With voice phishing, known as vishing, a fraudster tries to persuade victims to give out personal or business details, or make money transfers over the phone. Although it sounds elementary, vishing has become so successful that industry insiders and security professionals are calling on companies to take this threat extremely seriously.
How to Identify a Vishing Scam
Consider a call from your company’s bank—with the banker calling you by name and with information about your business address. They’re calling to alert you that your business account has been compromised and they have set up a secure account, you simply need to transfer the funds. This setup has lured many vishing victims.
So how can your company protect it’s resources from vishing?

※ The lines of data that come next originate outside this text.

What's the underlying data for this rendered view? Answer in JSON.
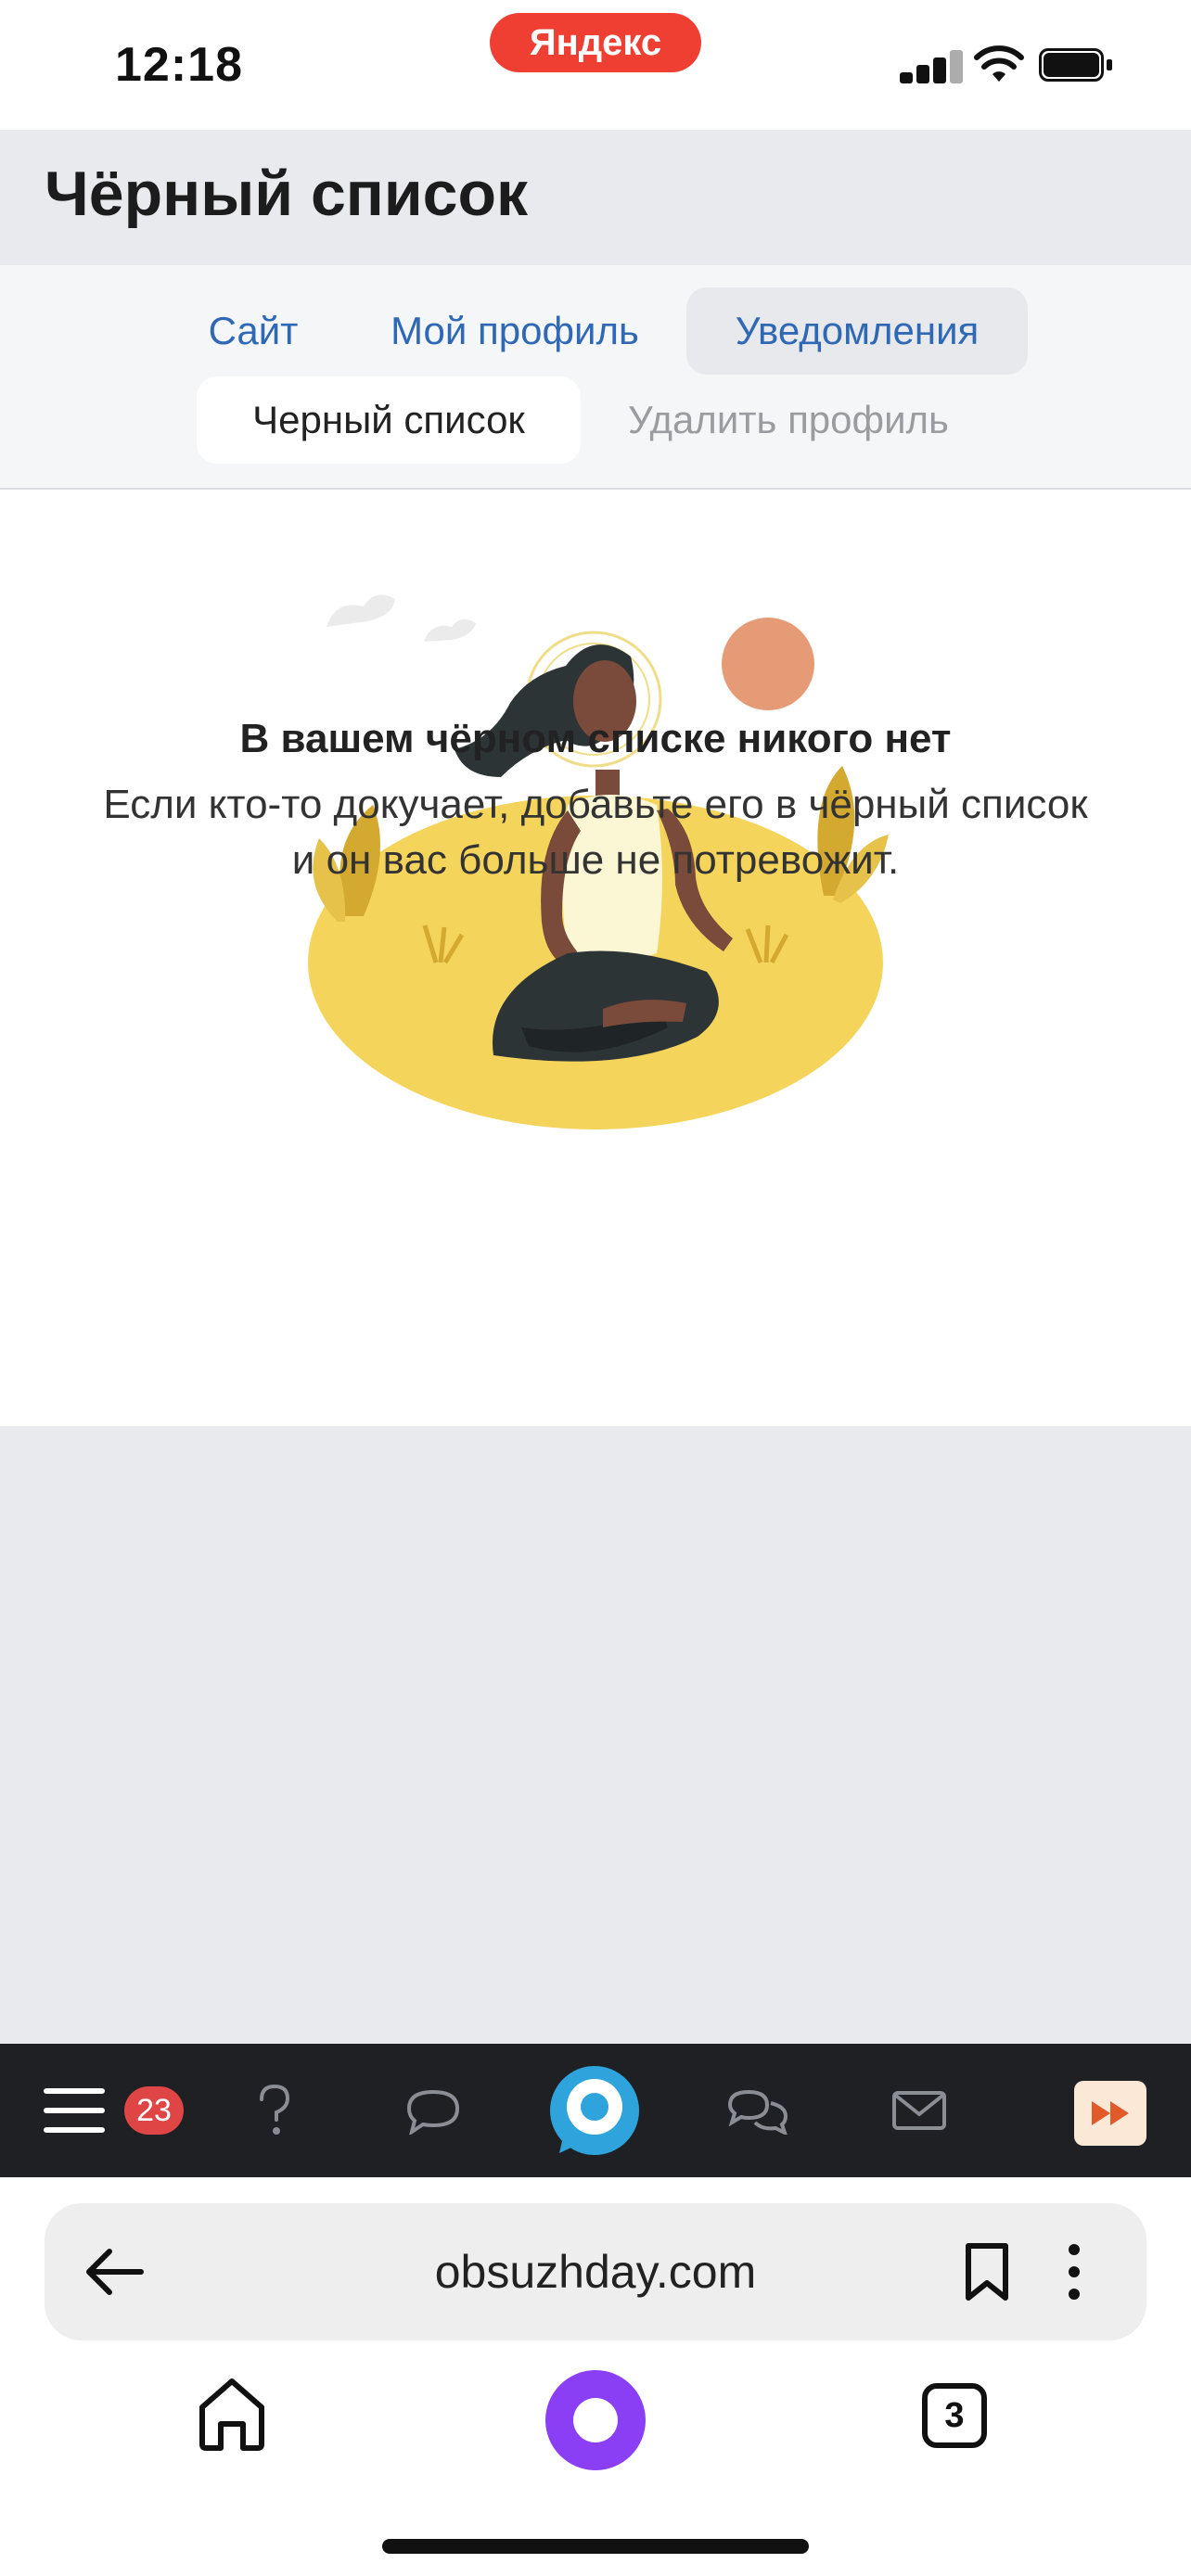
{
  "status_bar": {
    "time": "12:18",
    "app_pill": "Яндекс"
  },
  "header": {
    "title": "Чёрный список"
  },
  "tabs": [
    {
      "label": "Сайт",
      "state": "link"
    },
    {
      "label": "Мой профиль",
      "state": "link"
    },
    {
      "label": "Уведомления",
      "state": "link-highlighted"
    },
    {
      "label": "Черный список",
      "state": "active"
    },
    {
      "label": "Удалить профиль",
      "state": "muted"
    }
  ],
  "empty_state": {
    "illustration": "meditating-woman-illustration",
    "title": "В вашем чёрном списке никого нет",
    "text": "Если кто-то докучает, добавьте его в чёрный список и он вас больше не потревожит."
  },
  "site_nav": {
    "menu_badge": "23",
    "icons": [
      "menu-icon",
      "question-icon",
      "chat-bubble-icon",
      "logo-icon",
      "chats-icon",
      "mail-icon",
      "fast-forward-icon"
    ]
  },
  "browser": {
    "url": "obsuzhday.com",
    "tabs_count": "3"
  },
  "colors": {
    "accent_link": "#2f68b5",
    "badge_red": "#e04545",
    "yandex_red": "#ef3f33",
    "alice_purple": "#8b3ff5",
    "illustration_yellow": "#f5d45c"
  }
}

Simply knowing common techniques of vishing fraudsters is the first step to helping employees identify and evade an attack:
They already know you. In the most effective vishing scams, the cyber-criminals already have some information about a victim—all it takes is for them to have someone’s name, address, phone number, and bank name to convincingly con a victim into believing they are who they say they are.
A sense of urgency. Fraudsters feed on fear, knowing that if victims think money or data is vulnerable and must be quickly protected, people are more likely to act before they think it through.

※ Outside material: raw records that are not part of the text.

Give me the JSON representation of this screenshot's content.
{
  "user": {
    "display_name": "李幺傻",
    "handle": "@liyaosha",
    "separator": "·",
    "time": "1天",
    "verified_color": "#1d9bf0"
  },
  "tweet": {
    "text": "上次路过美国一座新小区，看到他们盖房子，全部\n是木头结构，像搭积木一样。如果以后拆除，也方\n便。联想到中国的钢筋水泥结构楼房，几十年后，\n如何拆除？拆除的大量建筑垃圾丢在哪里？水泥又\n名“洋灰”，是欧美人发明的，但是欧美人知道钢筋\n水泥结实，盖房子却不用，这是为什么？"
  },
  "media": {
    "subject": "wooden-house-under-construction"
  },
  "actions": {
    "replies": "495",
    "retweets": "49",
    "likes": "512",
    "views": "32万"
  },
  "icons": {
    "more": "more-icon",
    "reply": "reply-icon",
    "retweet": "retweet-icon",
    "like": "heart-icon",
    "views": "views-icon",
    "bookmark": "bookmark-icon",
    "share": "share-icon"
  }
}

Sounds official. These cyber-criminals are pros, paying attention to details like background noise—it sounds like they’re in an office or call center—rather than a criminal in a basement.

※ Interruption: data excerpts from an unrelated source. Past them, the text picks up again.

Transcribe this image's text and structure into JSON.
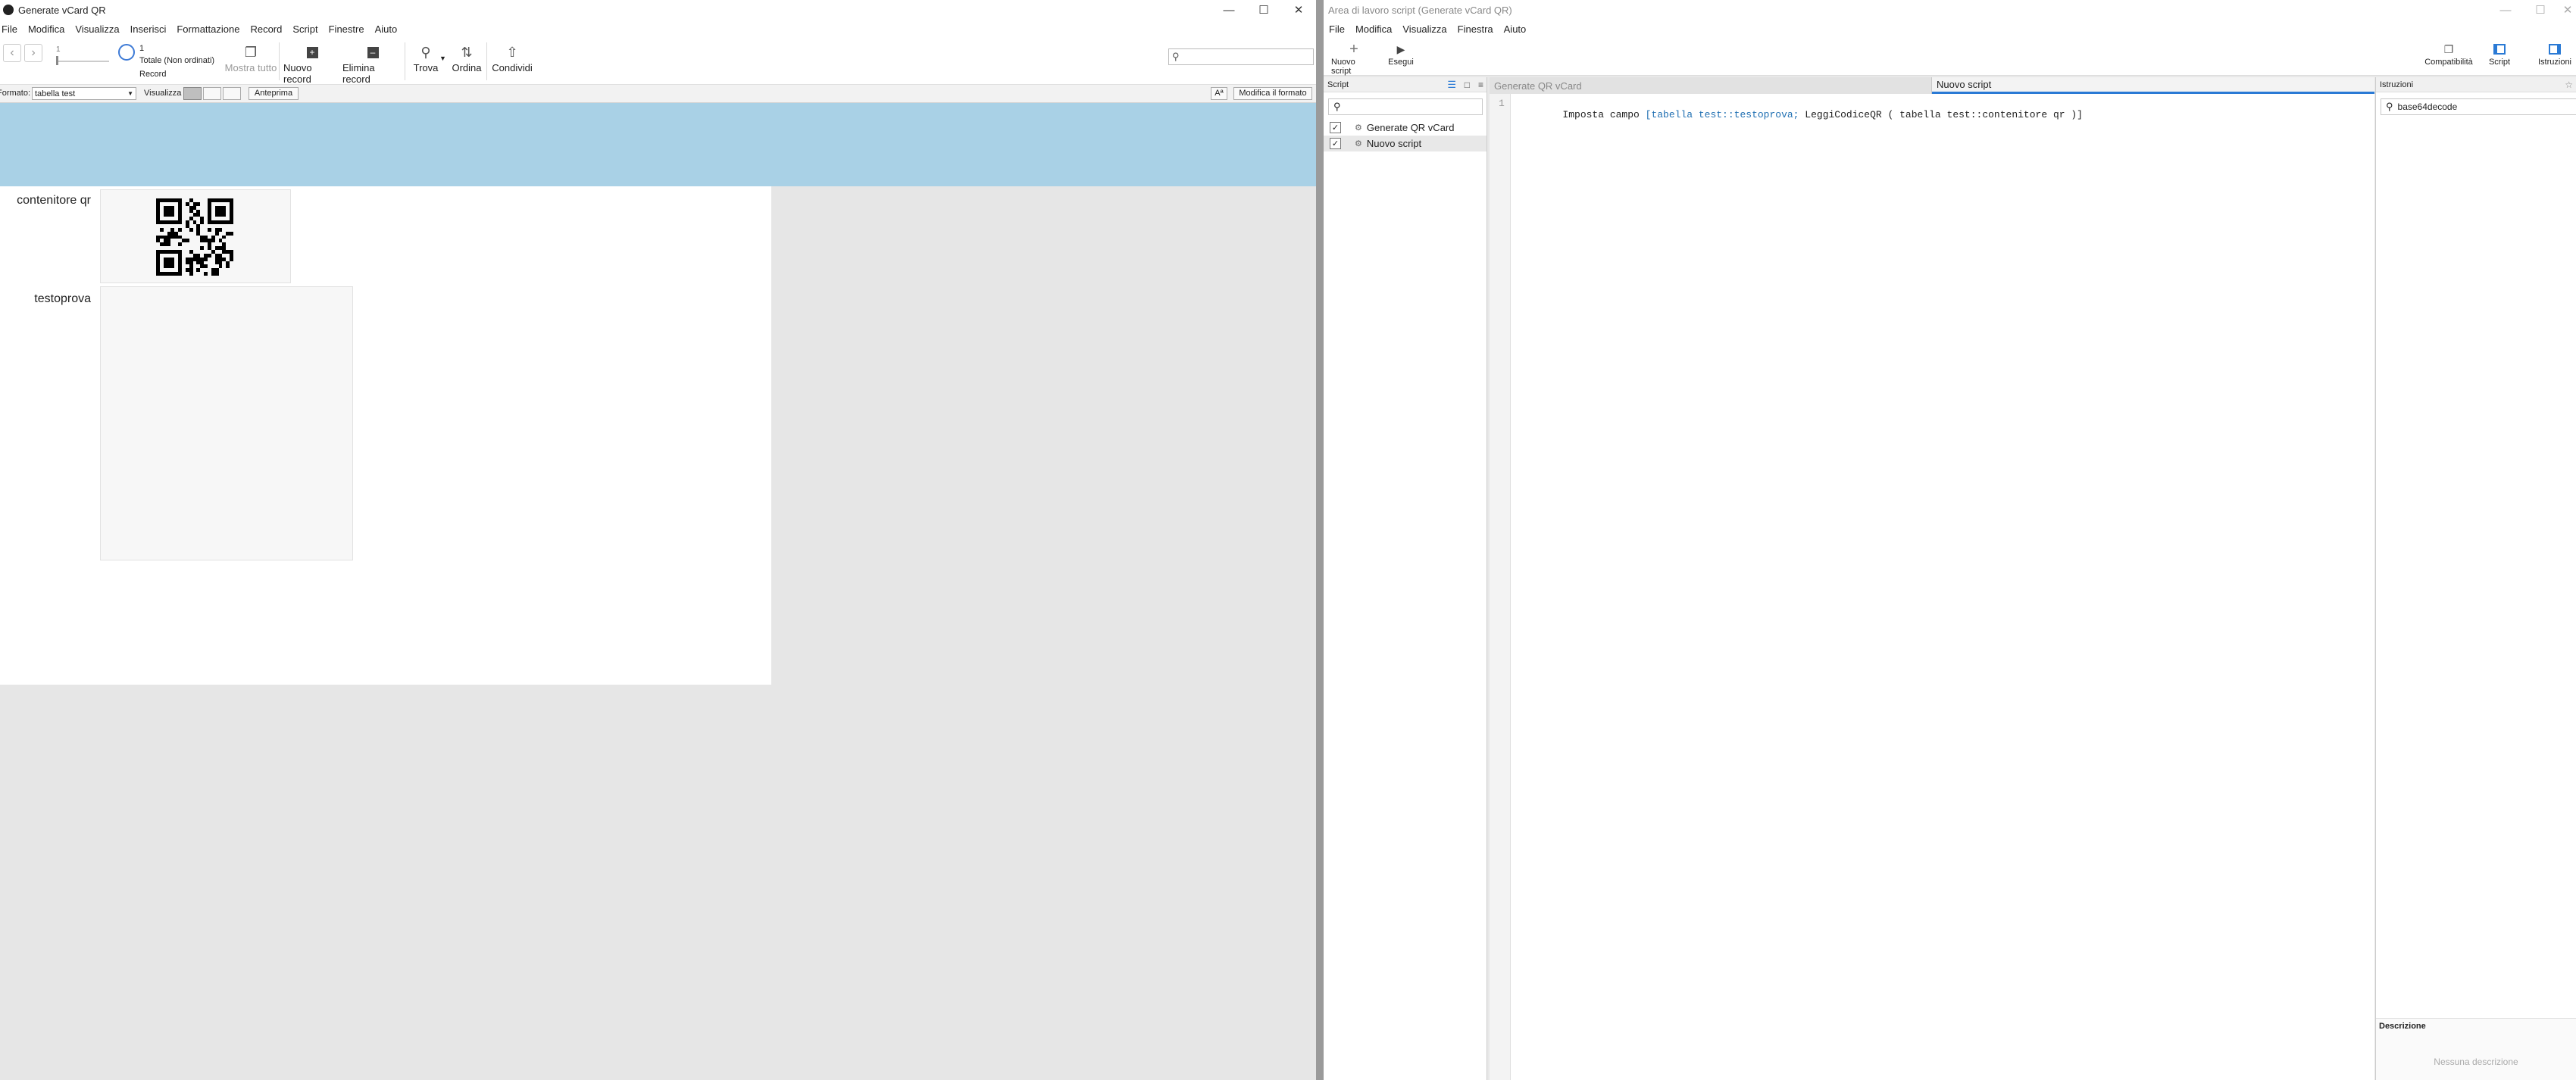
{
  "left_window": {
    "title": "Generate vCard QR",
    "menu": [
      "File",
      "Modifica",
      "Visualizza",
      "Inserisci",
      "Formattazione",
      "Record",
      "Script",
      "Finestre",
      "Aiuto"
    ],
    "toolbar": {
      "record_number": "1",
      "total_count": "1",
      "total_label": "Totale (Non ordinati)",
      "record_label": "Record",
      "show_all": "Mostra tutto",
      "new_record": "Nuovo record",
      "delete_record": "Elimina record",
      "find": "Trova",
      "sort": "Ordina",
      "share": "Condividi",
      "search_placeholder": ""
    },
    "formatbar": {
      "layout_label": "Formato:",
      "layout_value": "tabella test",
      "view_label": "Visualizza",
      "preview": "Anteprima",
      "aa": "Aª",
      "edit_layout": "Modifica il formato"
    },
    "fields": [
      {
        "label": "contenitore qr"
      },
      {
        "label": "testoprova"
      }
    ]
  },
  "right_window": {
    "title": "Area di lavoro script (Generate vCard QR)",
    "menu": [
      "File",
      "Modifica",
      "Visualizza",
      "Finestra",
      "Aiuto"
    ],
    "toolbar": {
      "new_script": "Nuovo script",
      "run": "Esegui",
      "compatibility": "Compatibilità",
      "script": "Script",
      "steps": "Istruzioni"
    },
    "scripts_panel": {
      "title": "Script",
      "items": [
        "Generate QR vCard",
        "Nuovo script"
      ]
    },
    "tabs": [
      "Generate QR vCard",
      "Nuovo script"
    ],
    "editor": {
      "line_number": "1",
      "code_prefix": "Imposta campo ",
      "code_target": "[tabella test::testoprova;",
      "code_rest": " LeggiCodiceQR ( tabella test::contenitore qr )]"
    },
    "steps_panel": {
      "title": "Istruzioni",
      "search_value": "base64decode",
      "description_title": "Descrizione",
      "description_placeholder": "Nessuna descrizione"
    }
  },
  "colors": {
    "header_band": "#a9d1e6",
    "code_target": "#1f6fb2",
    "active_tab_line": "#2a7ad5"
  }
}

Line hang. Vishing fraudsters have been known to hold the telephone line, so when a potential victim tries to hang up and call the bank, they end up right back talking to fraudsters.
Phone number spoofing. Vishers use a phone number that appears to come from a believable location to make their call seem more genuine and convincing.
Protection Through Education
What can you do to protect your company? Security training, security training, security training. Although it seems like a broken record, the message is constantly repeated by industry experts because it’s true—cybersecurity training of all staff members is the best way to combat social engineering attacks, like vishing scams.
With regular and ongoing training, employees can become vigilant about security. All employees should confidently know to never provide personal or company banking and credit card information over the phone. Everyone should understand the merely hanging up will not thwart a cyber-criminal. It’s important to use a different phone, for example, to call back via a verified number to ensure the source is legitimate. There are very specific steps that must be taken to effectively stop attacks. Consulting a cybersecurity professional is the most reliable and effective path to creating a security awareness program and information security strategy.